Here's my work out, for a 6 drawing set. Now, remember I was answering RJOh's question of the odds of a "threepeat". He didn't specify a certain number.
Let's call our target number 000. That comes out on the first day.
On the second day, 000 has 1 in 1000 chance of falling again. Overall odds so far: 1/1000
On the third day, 000 has a 1 in 1000 chance of falling again. Overall odds so far: 1/1,000,000
At this point, I'll stop calculating overall odds, for a minute
On day four (this is where it gets interesting) we want 000 to NOT fall. The odds of that are 999/1000 : slightly less that one
On day five, we want, again for 000 to NOT fall. The odds, again are 999/1000 : slightly less than one
(Day 5 could be a repeat of day 4, though)

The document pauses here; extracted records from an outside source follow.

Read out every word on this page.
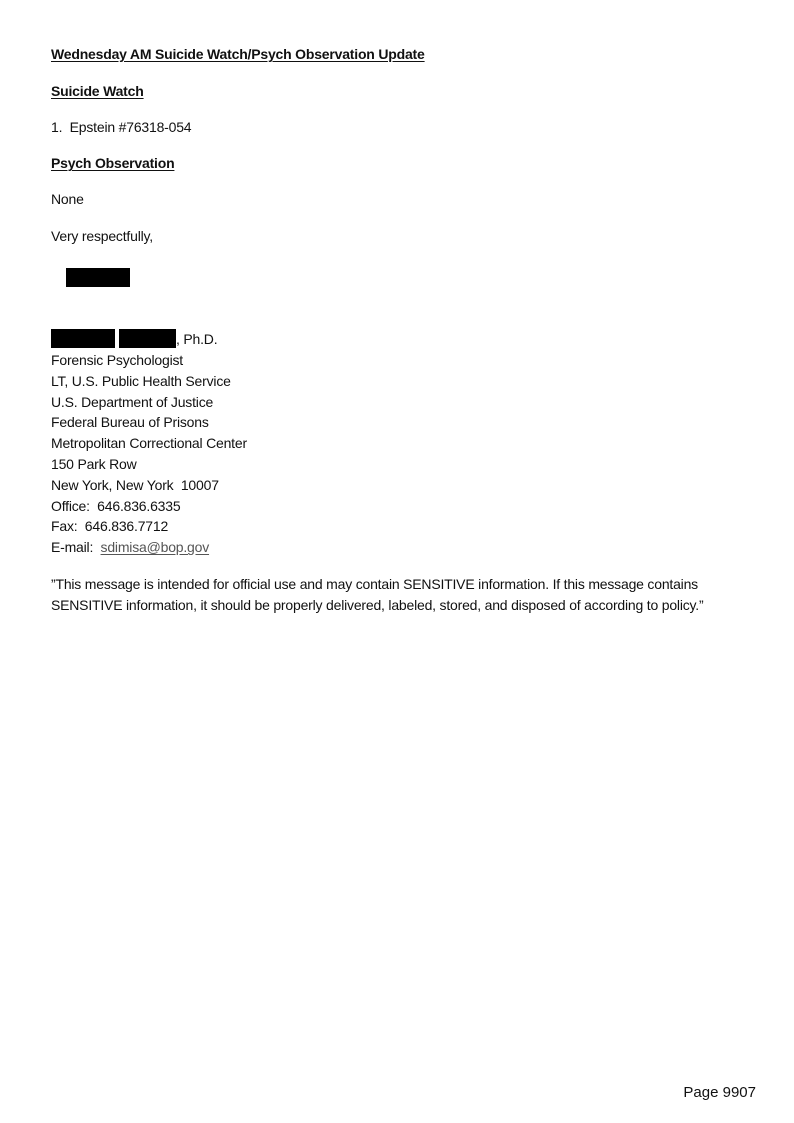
Wednesday AM Suicide Watch/Psych Observation Update

Suicide Watch

1.  Epstein #76318-054

Psych Observation

None

Very respectfully,

, Ph.D.

Forensic Psychologist

LT, U.S. Public Health Service

U.S. Department of Justice

Federal Bureau of Prisons

Metropolitan Correctional Center

150 Park Row

New York, New York  10007

Office:  646.836.6335

Fax:  646.836.7712

E-mail:  sdimisa@bop.gov

”This message is intended for official use and may contain SENSITIVE information. If this message contains SENSITIVE information, it should be properly delivered, labeled, stored, and disposed of according to policy.”

Page 9907
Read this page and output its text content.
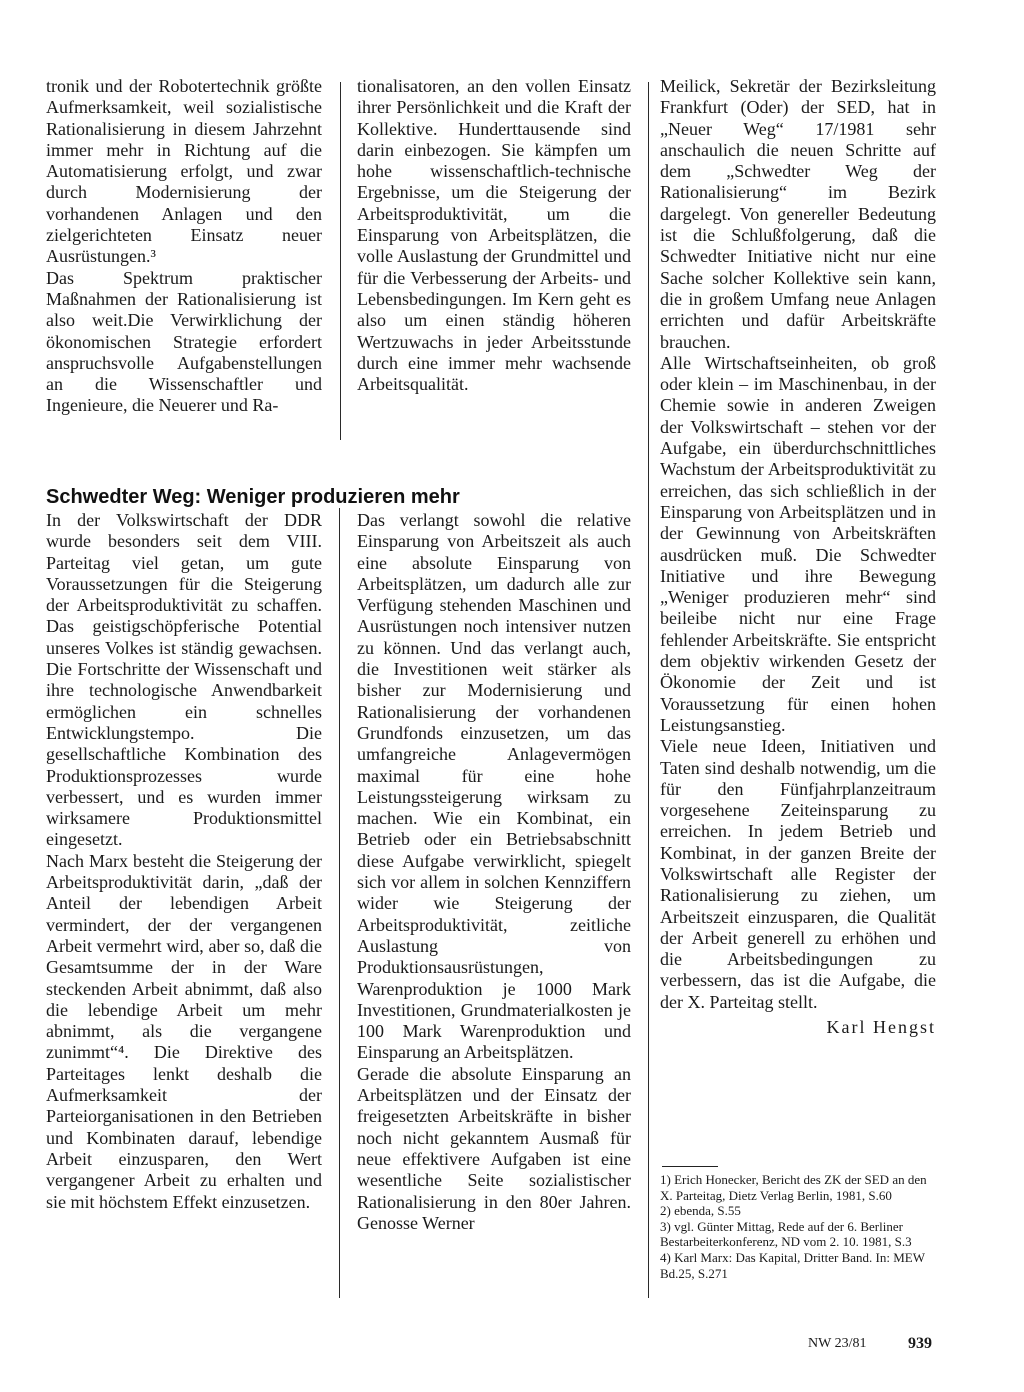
tronik und der Robotertechnik größte Aufmerksamkeit, weil sozialistische Rationalisierung in diesem Jahrzehnt immer mehr in Richtung auf die Automatisierung erfolgt, und zwar durch Modernisierung der vorhandenen Anlagen und den zielgerichteten Einsatz neuer Ausrüstungen.³

Das Spektrum praktischer Maßnahmen der Rationalisierung ist also weit.Die Verwirklichung der ökonomischen Strategie erfordert anspruchsvolle Aufgabenstellungen an die Wissenschaftler und Ingenieure, die Neuerer und Ra-

tionalisatoren, an den vollen Einsatz ihrer Persönlichkeit und die Kraft der Kollektive. Hunderttausende sind darin einbezogen. Sie kämpfen um hohe wissenschaftlich-technische Ergebnisse, um die Steigerung der Arbeitsproduktivität, um die Einsparung von Arbeitsplätzen, die volle Auslastung der Grundmittel und für die Verbesserung der Arbeits- und Lebensbedingungen. Im Kern geht es also um einen ständig höheren Wertzuwachs in jeder Arbeitsstunde durch eine immer mehr wachsende Arbeitsqualität.

Meilick, Sekretär der Bezirksleitung Frankfurt (Oder) der SED, hat in „Neuer Weg“ 17/1981 sehr anschaulich die neuen Schritte auf dem „Schwedter Weg der Rationalisierung“ im Bezirk dargelegt. Von genereller Bedeutung ist die Schlußfolgerung, daß die Schwedter Initiative nicht nur eine Sache solcher Kollektive sein kann, die in großem Umfang neue Anlagen errichten und dafür Arbeitskräfte brauchen.

Alle Wirtschaftseinheiten, ob groß oder klein – im Maschinenbau, in der Chemie sowie in anderen Zweigen der Volkswirtschaft – stehen vor der Aufgabe, ein überdurchschnittliches Wachstum der Arbeitsproduktivität zu erreichen, das sich schließlich in der Einsparung von Arbeitsplätzen und in der Gewinnung von Arbeitskräften ausdrücken muß. Die Schwedter Initiative und ihre Bewegung „Weniger produzieren mehr“ sind beileibe nicht nur eine Frage fehlender Arbeitskräfte. Sie entspricht dem objektiv wirkenden Gesetz der Ökonomie der Zeit und ist Voraussetzung für einen hohen Leistungsanstieg.

Viele neue Ideen, Initiativen und Taten sind deshalb notwendig, um die für den Fünfjahrplanzeitraum vorgesehene Zeiteinsparung zu erreichen. In jedem Betrieb und Kombinat, in der ganzen Breite der Volkswirtschaft alle Register der Rationalisierung zu ziehen, um Arbeitszeit einzusparen, die Qualität der Arbeit generell zu erhöhen und die Arbeitsbedingungen zu verbessern, das ist die Aufgabe, die der X. Parteitag stellt.

Karl Hengst

Schwedter Weg: Weniger produzieren mehr

In der Volkswirtschaft der DDR wurde besonders seit dem VIII. Parteitag viel getan, um gute Voraussetzungen für die Steigerung der Arbeitsproduktivität zu schaffen. Das geistigschöpferische Potential unseres Volkes ist ständig gewachsen. Die Fortschritte der Wissenschaft und ihre technologische Anwendbarkeit ermöglichen ein schnelles Entwicklungstempo. Die gesellschaftliche Kombination des Produktionsprozesses wurde verbessert, und es wurden immer wirksamere Produktionsmittel eingesetzt.

Nach Marx besteht die Steigerung der Arbeitsproduktivität darin, „daß der Anteil der lebendigen Arbeit vermindert, der der vergangenen Arbeit vermehrt wird, aber so, daß die Gesamtsumme der in der Ware steckenden Arbeit abnimmt, daß also die lebendige Arbeit um mehr abnimmt, als die vergangene zunimmt“⁴. Die Direktive des Parteitages lenkt deshalb die Aufmerksamkeit der Parteiorganisationen in den Betrieben und Kombinaten darauf, lebendige Arbeit einzusparen, den Wert vergangener Arbeit zu erhalten und sie mit höchstem Effekt einzusetzen.

Das verlangt sowohl die relative Einsparung von Arbeitszeit als auch eine absolute Einsparung von Arbeitsplätzen, um dadurch alle zur Verfügung stehenden Maschinen und Ausrüstungen noch intensiver nutzen zu können. Und das verlangt auch, die Investitionen weit stärker als bisher zur Modernisierung und Rationalisierung der vorhandenen Grundfonds einzusetzen, um das umfangreiche Anlagevermögen maximal für eine hohe Leistungssteigerung wirksam zu machen. Wie ein Kombinat, ein Betrieb oder ein Betriebsabschnitt diese Aufgabe verwirklicht, spiegelt sich vor allem in solchen Kennziffern wider wie Steigerung der Arbeitsproduktivität, zeitliche Auslastung von Produktionsausrüstungen, Warenproduktion je 1000 Mark Investitionen, Grundmaterialkosten je 100 Mark Warenproduktion und Einsparung an Arbeitsplätzen.

Gerade die absolute Einsparung an Arbeitsplätzen und der Einsatz der freigesetzten Arbeitskräfte in bisher noch nicht gekanntem Ausmaß für neue effektivere Aufgaben ist eine wesentliche Seite sozialistischer Rationalisierung in den 80er Jahren. Genosse Werner

1) Erich Honecker, Bericht des ZK der SED an den X. Parteitag, Dietz Verlag Berlin, 1981, S.60
2) ebenda, S.55
3) vgl. Günter Mittag, Rede auf der 6. Berliner Bestarbeiterkonferenz, ND vom 2. 10. 1981, S.3
4) Karl Marx: Das Kapital, Dritter Band. In: MEW Bd.25, S.271
NW 23/81	939
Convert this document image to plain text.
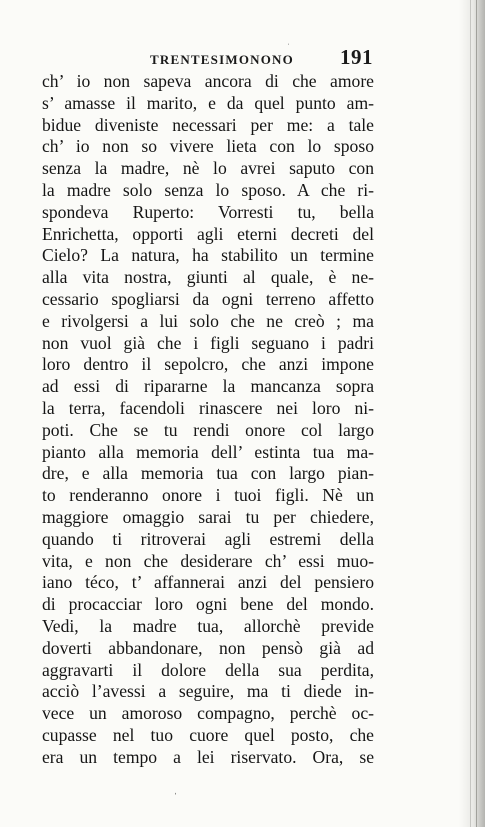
TRENTESIMONONO 191
ˈ
ch’ io non sapeva ancora di che amore
s’ amasse il marito, e da quel punto am-
bidue diveniste necessari per me: a tale
ch’ io non so vivere lieta con lo sposo
senza la madre, nè lo avrei saputo con
la madre solo senza lo sposo. A che ri-
spondeva Ruperto: Vorresti tu, bella
Enrichetta, opporti agli eterni decreti del
Cielo? La natura, ha stabilito un termine
alla vita nostra, giunti al quale, è ne-
cessario spogliarsi da ogni terreno affetto
e rivolgersi a lui solo che ne creò ; ma
non vuol già che i figli seguano i padri
loro dentro il sepolcro, che anzi impone
ad essi di ripararne la mancanza sopra
la terra, facendoli rinascere nei loro ni-
poti. Che se tu rendi onore col largo
pianto alla memoria dell’ estinta tua ma-
dre, e alla memoria tua con largo pian-
to renderanno onore i tuoi figli. Nè un
maggiore omaggio sarai tu per chiedere,
quando ti ritroverai agli estremi della
vita, e non che desiderare ch’ essi muo-
iano téco, t’ affannerai anzi del pensiero
di procacciar loro ogni bene del mondo.
Vedi, la madre tua, allorchè previde
doverti abbandonare, non pensò già ad
aggravarti il dolore della sua perdita,
acciò l’avessi a seguire, ma ti diede in-
vece un amoroso compagno, perchè oc-
cupasse nel tuo cuore quel posto, che
era un tempo a lei riservato. Ora, se
ˈ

On day six, we want to avoid 000, and we may want to avoid whatever fell on days 4 and 5, if 5 is a repeat of day 4. We're looking for a single threepeat, not two of them. Using the worst-case scenario (don't I always? ) of a repeat - that means we drop 2 numbers from consideration: 000 and whatever fell on days 4 & 5. Leaving us 998/1000 : slightly less than one. BTW, if day 4 is different than day 5, the odds go back to 999/1000
So, putting them all together: 1st three days [1/1,000,000] * 2nd three days [999/1000 * 999/1000 * 998/1000]
Because the second three days calculate to slightly less than one, the total product is reduced from 1 in 1,000,000 (10 in 10 million) to j_u_s_t under that. We can say our target 000 is a symbol (instead of a number), we can calculate the odds of that symbol showing-vs-not showing a certain number of times, given a certain number of trials. Once you look at it that way, you can see it doesn't matter the days the target number falls on.
My calculation was for any one and only one pick 3 number showing up straight, exactly three times (no more) in a six drawing period.
Now, if you want a particular number to show up or want certain days, then that is a more complex operation.